Midterm Output Reflection

During the midterm period, I gained a valuable understanding of the pandas and hvplot library and how to use them for data wrangling, analysis, and visualization. Applying these skills, I was able to conduct data analysis on the 25k IMDb Movies Dataset and answer various data analysis questions about the film industry, a topic that really interest me as a person that likes to watch films and movies. The contribution of these new skills and knowledge to my career prospects as an IT professional is significant. Data analysis is an in-demand job that offers high pay, and as an IT professional, I can use this new skill and knowledge in various fields such as research and business, which makes me more versatile as an IT professional.

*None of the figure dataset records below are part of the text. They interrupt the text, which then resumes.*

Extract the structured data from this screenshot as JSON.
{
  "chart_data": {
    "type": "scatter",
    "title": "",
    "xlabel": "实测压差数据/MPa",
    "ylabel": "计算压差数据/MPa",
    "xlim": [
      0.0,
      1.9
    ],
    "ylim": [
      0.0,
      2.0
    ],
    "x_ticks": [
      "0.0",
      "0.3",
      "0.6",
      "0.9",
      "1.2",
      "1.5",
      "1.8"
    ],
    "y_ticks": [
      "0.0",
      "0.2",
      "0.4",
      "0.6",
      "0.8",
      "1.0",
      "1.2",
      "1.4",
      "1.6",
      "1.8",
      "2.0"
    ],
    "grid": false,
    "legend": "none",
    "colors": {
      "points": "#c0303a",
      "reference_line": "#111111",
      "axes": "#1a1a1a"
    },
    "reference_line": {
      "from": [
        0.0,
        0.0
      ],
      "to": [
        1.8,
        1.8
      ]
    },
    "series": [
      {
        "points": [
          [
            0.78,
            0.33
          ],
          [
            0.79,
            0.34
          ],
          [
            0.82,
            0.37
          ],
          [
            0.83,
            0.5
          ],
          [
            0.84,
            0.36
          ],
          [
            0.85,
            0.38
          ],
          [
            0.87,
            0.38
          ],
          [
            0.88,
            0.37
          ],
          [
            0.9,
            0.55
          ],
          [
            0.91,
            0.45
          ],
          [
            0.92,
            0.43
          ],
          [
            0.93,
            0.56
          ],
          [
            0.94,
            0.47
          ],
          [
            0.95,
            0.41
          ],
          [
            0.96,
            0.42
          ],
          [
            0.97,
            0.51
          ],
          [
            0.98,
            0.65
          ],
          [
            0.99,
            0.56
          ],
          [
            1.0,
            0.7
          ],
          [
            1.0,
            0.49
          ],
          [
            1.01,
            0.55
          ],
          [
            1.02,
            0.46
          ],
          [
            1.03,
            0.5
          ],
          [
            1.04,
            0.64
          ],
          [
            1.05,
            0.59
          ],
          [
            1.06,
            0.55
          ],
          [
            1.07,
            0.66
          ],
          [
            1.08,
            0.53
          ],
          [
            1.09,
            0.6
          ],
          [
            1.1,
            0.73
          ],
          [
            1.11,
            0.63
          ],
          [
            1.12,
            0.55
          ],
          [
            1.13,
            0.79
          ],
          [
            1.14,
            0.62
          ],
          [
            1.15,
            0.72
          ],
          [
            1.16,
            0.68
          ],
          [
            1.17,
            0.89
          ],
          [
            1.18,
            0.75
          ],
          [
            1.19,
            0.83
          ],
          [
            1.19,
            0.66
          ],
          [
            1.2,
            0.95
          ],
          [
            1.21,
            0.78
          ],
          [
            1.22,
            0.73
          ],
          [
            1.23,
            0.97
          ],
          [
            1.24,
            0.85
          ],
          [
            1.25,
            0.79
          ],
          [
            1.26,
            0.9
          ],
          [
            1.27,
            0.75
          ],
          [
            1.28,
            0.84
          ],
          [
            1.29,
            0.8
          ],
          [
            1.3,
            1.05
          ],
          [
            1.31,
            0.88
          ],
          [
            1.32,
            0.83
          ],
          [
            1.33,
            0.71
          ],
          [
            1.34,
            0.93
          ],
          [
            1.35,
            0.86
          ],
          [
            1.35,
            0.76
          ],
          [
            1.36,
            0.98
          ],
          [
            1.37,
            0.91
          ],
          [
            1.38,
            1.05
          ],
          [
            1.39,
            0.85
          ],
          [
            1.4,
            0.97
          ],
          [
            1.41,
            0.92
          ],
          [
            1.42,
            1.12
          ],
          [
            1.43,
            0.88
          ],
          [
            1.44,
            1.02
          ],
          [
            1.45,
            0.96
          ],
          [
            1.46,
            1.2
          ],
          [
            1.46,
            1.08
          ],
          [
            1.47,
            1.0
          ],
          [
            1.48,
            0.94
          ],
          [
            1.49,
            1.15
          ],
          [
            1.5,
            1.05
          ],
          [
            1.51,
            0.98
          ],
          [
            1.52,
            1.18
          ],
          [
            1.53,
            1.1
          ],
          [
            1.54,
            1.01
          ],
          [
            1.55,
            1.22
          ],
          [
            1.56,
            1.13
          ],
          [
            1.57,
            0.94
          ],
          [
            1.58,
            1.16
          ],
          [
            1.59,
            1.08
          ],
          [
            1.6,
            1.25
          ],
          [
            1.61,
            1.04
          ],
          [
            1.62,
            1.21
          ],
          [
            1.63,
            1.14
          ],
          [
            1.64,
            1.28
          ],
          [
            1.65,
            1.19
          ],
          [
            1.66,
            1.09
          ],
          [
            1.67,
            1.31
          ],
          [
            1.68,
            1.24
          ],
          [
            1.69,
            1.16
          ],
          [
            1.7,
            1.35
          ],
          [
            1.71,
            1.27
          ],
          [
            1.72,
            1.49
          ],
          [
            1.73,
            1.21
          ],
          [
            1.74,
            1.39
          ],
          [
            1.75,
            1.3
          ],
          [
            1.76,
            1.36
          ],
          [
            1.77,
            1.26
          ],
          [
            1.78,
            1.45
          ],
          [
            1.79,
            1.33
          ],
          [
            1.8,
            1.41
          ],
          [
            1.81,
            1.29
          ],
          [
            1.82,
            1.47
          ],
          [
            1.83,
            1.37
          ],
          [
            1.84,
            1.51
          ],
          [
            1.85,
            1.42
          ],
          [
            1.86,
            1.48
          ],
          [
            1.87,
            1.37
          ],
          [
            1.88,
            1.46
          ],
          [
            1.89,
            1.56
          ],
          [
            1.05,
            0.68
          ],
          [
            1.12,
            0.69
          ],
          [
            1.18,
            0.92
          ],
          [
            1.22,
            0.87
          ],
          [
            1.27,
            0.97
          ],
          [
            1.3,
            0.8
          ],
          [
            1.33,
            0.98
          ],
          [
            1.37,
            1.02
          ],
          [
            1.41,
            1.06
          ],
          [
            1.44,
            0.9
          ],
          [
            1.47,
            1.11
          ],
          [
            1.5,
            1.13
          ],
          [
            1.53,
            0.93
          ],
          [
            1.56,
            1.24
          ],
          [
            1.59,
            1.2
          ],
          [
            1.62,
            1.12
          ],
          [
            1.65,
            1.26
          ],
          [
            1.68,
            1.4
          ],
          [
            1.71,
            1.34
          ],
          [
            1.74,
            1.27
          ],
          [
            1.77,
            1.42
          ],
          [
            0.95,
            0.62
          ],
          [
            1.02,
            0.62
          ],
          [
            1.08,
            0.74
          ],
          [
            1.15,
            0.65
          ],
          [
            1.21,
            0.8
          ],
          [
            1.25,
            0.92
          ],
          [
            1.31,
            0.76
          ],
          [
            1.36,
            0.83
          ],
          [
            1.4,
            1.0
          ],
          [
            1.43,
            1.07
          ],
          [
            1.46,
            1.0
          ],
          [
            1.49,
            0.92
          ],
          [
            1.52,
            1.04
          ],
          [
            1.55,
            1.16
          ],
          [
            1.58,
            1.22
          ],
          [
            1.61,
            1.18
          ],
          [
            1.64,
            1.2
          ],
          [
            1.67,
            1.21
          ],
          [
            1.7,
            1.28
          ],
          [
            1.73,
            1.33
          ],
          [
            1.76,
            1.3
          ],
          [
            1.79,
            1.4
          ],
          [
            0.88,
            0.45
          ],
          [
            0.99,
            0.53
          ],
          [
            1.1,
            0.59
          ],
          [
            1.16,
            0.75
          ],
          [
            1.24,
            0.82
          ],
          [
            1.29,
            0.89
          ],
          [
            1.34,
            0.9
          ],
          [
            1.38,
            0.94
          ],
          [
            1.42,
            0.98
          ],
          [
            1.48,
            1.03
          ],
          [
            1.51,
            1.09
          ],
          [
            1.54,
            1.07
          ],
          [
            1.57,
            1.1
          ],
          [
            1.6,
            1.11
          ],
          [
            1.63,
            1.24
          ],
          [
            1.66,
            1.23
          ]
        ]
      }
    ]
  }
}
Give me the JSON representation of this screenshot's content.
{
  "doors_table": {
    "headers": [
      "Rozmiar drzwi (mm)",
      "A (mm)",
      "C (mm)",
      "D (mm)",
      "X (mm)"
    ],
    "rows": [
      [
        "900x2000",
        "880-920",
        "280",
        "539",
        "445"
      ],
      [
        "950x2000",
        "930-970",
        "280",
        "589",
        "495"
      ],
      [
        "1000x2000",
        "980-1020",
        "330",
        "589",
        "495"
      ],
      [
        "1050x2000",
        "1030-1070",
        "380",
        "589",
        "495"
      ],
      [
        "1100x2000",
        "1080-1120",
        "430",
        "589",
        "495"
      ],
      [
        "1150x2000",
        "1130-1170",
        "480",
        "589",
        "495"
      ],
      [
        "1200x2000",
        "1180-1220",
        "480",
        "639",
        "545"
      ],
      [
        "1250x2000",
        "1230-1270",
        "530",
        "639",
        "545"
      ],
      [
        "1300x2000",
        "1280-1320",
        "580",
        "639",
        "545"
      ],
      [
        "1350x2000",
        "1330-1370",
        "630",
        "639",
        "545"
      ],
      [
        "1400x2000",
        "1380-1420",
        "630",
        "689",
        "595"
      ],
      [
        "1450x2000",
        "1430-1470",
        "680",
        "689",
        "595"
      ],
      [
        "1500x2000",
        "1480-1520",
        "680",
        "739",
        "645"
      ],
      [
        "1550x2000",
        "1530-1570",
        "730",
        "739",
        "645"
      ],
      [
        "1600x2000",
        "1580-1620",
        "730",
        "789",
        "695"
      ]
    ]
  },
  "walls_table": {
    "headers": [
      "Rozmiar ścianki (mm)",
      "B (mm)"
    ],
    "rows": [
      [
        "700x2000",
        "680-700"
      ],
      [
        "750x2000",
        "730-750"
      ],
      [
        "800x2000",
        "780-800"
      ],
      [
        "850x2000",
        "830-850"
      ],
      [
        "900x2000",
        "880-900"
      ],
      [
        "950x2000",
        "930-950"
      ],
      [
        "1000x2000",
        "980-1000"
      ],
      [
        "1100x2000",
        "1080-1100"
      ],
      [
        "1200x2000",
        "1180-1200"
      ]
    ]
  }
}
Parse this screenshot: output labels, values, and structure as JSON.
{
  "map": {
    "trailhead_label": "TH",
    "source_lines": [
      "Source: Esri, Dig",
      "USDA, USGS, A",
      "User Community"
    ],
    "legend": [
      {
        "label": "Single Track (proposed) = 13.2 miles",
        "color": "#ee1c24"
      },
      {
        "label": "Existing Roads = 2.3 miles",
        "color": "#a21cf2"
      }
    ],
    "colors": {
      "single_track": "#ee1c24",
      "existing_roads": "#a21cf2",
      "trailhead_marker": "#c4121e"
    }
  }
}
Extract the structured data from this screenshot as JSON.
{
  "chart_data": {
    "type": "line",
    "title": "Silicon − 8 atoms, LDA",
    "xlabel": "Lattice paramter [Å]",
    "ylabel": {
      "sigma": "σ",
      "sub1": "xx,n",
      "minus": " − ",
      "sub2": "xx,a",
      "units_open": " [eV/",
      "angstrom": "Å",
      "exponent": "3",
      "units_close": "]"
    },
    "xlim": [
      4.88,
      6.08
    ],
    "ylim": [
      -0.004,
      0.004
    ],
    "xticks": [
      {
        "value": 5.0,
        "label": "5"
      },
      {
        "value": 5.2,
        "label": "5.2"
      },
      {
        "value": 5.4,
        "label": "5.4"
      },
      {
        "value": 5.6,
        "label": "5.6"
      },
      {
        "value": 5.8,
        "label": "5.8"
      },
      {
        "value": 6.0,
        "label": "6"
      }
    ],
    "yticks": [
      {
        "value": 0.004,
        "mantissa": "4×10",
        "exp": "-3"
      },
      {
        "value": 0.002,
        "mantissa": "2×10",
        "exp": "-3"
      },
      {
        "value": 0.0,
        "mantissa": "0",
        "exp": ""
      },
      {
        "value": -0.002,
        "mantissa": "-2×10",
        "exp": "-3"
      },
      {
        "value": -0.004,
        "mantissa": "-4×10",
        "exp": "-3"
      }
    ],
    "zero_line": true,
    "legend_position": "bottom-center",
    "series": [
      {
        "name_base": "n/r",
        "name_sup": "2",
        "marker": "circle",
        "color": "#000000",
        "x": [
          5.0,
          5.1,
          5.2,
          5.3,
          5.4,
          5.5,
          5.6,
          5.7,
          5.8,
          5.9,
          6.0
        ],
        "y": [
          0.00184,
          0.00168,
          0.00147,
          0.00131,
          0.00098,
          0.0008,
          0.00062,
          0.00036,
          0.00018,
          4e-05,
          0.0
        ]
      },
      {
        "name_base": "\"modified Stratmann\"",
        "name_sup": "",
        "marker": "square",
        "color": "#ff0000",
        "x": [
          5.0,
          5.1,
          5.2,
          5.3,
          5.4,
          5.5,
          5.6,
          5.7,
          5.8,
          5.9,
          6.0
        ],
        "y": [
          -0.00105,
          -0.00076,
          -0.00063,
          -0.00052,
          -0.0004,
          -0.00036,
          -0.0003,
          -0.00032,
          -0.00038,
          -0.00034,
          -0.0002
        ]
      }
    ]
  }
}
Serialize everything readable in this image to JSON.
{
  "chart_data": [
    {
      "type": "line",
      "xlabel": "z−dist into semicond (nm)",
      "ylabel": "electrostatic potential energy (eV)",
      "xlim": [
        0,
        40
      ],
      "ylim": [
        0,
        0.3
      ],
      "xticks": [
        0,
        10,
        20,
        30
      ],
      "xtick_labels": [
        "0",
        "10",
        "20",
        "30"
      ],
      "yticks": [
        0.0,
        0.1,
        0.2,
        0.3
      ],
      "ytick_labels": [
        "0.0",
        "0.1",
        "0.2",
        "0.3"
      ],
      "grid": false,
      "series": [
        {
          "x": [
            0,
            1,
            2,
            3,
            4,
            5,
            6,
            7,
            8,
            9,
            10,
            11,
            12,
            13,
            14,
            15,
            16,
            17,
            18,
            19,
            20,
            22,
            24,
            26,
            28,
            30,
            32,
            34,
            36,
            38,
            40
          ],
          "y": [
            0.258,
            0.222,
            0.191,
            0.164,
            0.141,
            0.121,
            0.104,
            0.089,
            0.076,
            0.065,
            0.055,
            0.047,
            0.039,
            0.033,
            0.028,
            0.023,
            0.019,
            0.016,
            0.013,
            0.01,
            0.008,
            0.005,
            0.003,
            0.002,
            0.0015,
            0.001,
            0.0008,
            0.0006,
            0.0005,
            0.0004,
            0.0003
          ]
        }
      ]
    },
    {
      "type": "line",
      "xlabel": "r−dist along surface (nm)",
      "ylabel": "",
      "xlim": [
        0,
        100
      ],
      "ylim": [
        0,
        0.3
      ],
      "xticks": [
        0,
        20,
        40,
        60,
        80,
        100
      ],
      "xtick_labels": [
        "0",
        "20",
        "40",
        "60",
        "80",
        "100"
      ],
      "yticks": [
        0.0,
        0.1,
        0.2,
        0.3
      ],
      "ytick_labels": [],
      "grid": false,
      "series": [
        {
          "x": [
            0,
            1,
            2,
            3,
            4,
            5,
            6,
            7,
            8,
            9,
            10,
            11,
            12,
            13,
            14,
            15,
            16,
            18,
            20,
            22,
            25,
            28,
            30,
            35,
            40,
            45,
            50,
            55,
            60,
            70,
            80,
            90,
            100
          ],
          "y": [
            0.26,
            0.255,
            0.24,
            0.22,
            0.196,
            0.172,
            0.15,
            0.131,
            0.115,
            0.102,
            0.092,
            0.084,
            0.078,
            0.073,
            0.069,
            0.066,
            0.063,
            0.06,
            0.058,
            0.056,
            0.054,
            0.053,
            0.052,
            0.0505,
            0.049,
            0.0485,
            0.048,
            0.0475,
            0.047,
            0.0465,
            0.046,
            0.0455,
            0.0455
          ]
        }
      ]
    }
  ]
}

One of the main challenges that I encountered during the creation of my midterm course outcome output was finding a dataset that interested me and had a clean and accurate data because most of the data that I saw in kaggle had a lot of impurities like typographical errors and mixed/inconsistent data types in columns. I overcame this challenge by exploring different datasets on Kaggle and eventually found one that interested me. However, the data still had a lot of impurities, so I had to apply my knowledge of data wrangling to clean the data before conducting data analysis.
Overall, the midterm period has been an enriching experience for me. Not only did I learn new skills, but I also gained practical experience in using these skills to conduct data analysis. I am excited to continue building on these skills and applying them in various professional settings in the future. I might also be able to use it next year because I plan to apply for a part-time or sideline job next year.